Gen Al Mazrouei said the evolving challenge of terrorism was a problem that required a global solution to ensure the security and stability of all countries.
He said messages from terrorist groups were coordinated and technologically advanced.
“It shows strong awareness of the vulnerabilities of its target audience,” Gen Al Mazrouei said. “It appears to be effective and able to draw large numbers into violence.
“The challenges for all of us here today are to work together to enhance government response and to make it more cohesive.
“We have to show greater understanding of the target audience, to allocate time and resources to this challenge and move people away from violence.”
He said the UAE’s guiding principles and innovations could help to counter extremism.
“There has never been a more important time to face this challenge,” Gen Al Mazrouei said. “It is clear to all of us in the UAE that we face an evolving challenge and we must work together to face this common menace.
“That is why the UAE is part of an international coalition against ISIL, that is why we stand against terrorism in all forms and it is also why we are proud to host the International Centre for Excellence for Countering Violent Extremism – Hedayah.”
He said learning from one another, establishing good practice, promoting innovations and encouraging evidence-based solutions were crucial.
“This is at the heart of the work of Hedayah and all our efforts to counter violent extremism,” Gen Al Mazrouei said.
“We’re engaged in a constant battle so the challenge is to take it further, to build cohesions that increase the effectiveness of our communications, that reduce the threat of violent extremism.”
Maqsoud Kruse, chief executive of Hedayah, said conclusions and guidance were worthless if not turned into action.

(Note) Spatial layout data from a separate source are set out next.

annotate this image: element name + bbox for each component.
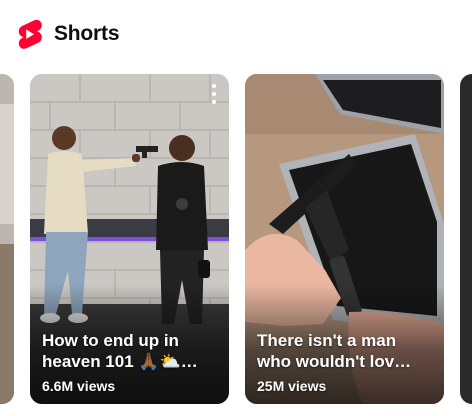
- youtube-shorts-icon[interactable]: [16, 19, 42, 49]
- short-thumbnail: [0, 74, 14, 404]
- short-card[interactable]: There isn't a man who wouldn't lov… 25M …: [245, 74, 444, 404]
- short-title[interactable]: How to end up in heaven 101 🙏🏾⛅…: [42, 330, 219, 372]
- short-view-count: 6.6M views: [42, 378, 116, 394]
- more-vert-icon[interactable]: [207, 84, 221, 104]
- short-view-count: 25M views: [257, 378, 327, 394]
- short-title[interactable]: There isn't a man who wouldn't lov…: [257, 330, 434, 372]
- short-card-previous[interactable]: [0, 74, 14, 404]
- shelf-title: Shorts: [54, 22, 120, 45]
- short-card[interactable]: How to end up in heaven 101 🙏🏾⛅… 6.6M vi…: [30, 74, 229, 404]
- short-card-next[interactable]: [460, 74, 472, 404]
- shelf-header: Shorts: [16, 16, 120, 52]
- shorts-shelf: How to end up in heaven 101 🙏🏾⛅… 6.6M vi…: [0, 74, 472, 414]
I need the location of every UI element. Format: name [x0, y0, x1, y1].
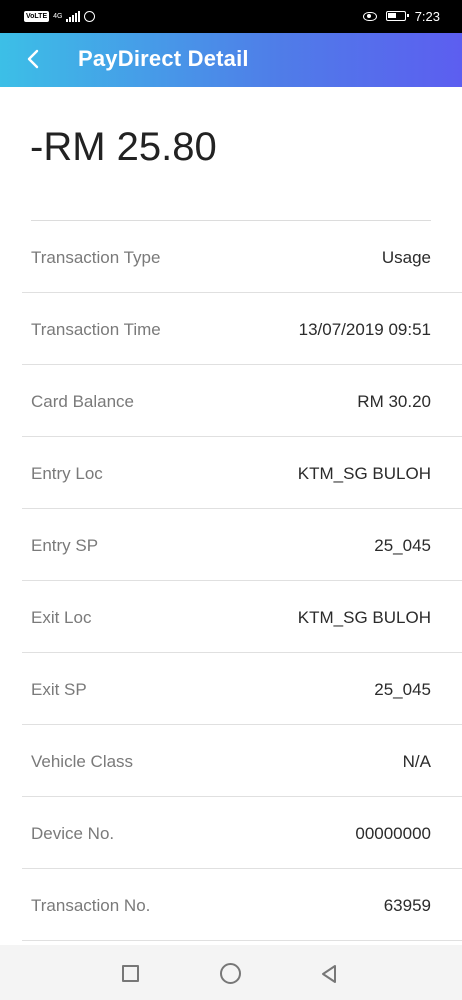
detail-value: 63959 — [383, 896, 431, 915]
detail-label: Exit Loc — [31, 608, 92, 627]
detail-label: Transaction Time — [31, 320, 161, 339]
app-header: PayDirect Detail — [0, 33, 462, 87]
back-triangle-icon[interactable] — [318, 963, 340, 985]
detail-value: KTM_SG BULOH — [297, 464, 431, 483]
detail-row-device-no: Device No. 00000000 — [22, 797, 462, 869]
detail-row-transaction-type: Transaction Type Usage — [22, 221, 462, 293]
detail-row-exit-sp: Exit SP 25_045 — [22, 653, 462, 725]
detail-label: Transaction No. — [31, 896, 151, 915]
detail-label: Vehicle Class — [31, 752, 134, 771]
detail-value: 13/07/2019 09:51 — [298, 320, 431, 339]
detail-value: 25_045 — [374, 536, 431, 555]
detail-value: 00000000 — [355, 824, 431, 843]
detail-value: Usage — [381, 248, 431, 267]
system-nav-bar — [0, 945, 462, 1000]
detail-row-vehicle-class: Vehicle Class N/A — [22, 725, 462, 797]
detail-label: Device No. — [31, 824, 115, 843]
detail-list: Transaction Type Usage Transaction Time … — [0, 221, 462, 941]
detail-label: Card Balance — [31, 392, 135, 411]
detail-label: Entry SP — [31, 536, 99, 555]
detail-row-entry-loc: Entry Loc KTM_SG BULOH — [22, 437, 462, 509]
whatsapp-icon — [84, 10, 96, 22]
home-circle-icon[interactable] — [220, 963, 241, 984]
detail-row-transaction-no: Transaction No. 63959 — [22, 869, 462, 941]
detail-row-exit-loc: Exit Loc KTM_SG BULOH — [22, 581, 462, 653]
status-bar: VoLTE 4G 7:23 — [0, 0, 462, 33]
chevron-left-icon[interactable] — [22, 47, 44, 71]
detail-row-transaction-time: Transaction Time 13/07/2019 09:51 — [22, 293, 462, 365]
recent-apps-square-icon[interactable] — [122, 965, 139, 982]
status-time: 7:23 — [414, 8, 440, 24]
detail-label: Exit SP — [31, 680, 87, 699]
status-right: 7:23 — [362, 8, 440, 24]
detail-value: N/A — [402, 752, 431, 771]
detail-value: RM 30.20 — [357, 392, 431, 411]
detail-row-card-balance: Card Balance RM 30.20 — [22, 365, 462, 437]
detail-label: Transaction Type — [31, 248, 161, 267]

“It can be a challenge to build consensus from what we should be doing, but it is a more difficult challenge to put into practice,” Mr Kruse said. “All this activity needs to be evidence-based. We need a thorough understanding of the nature of the threat and a true appreciation of what the most effective response to this threat might be.”
He said modern terror groups were technologically advanced.
“They’re able to manipulate the fear of troubled people all over the world,” Mr Kruse said. “Unfortunately, thus far, their recognising narrative of destruction has been effective.
“We know large numbers are being drawn from across the world and many governments fear that this ideology of destruction may fuel terrorism and violent extremism in their own countries.”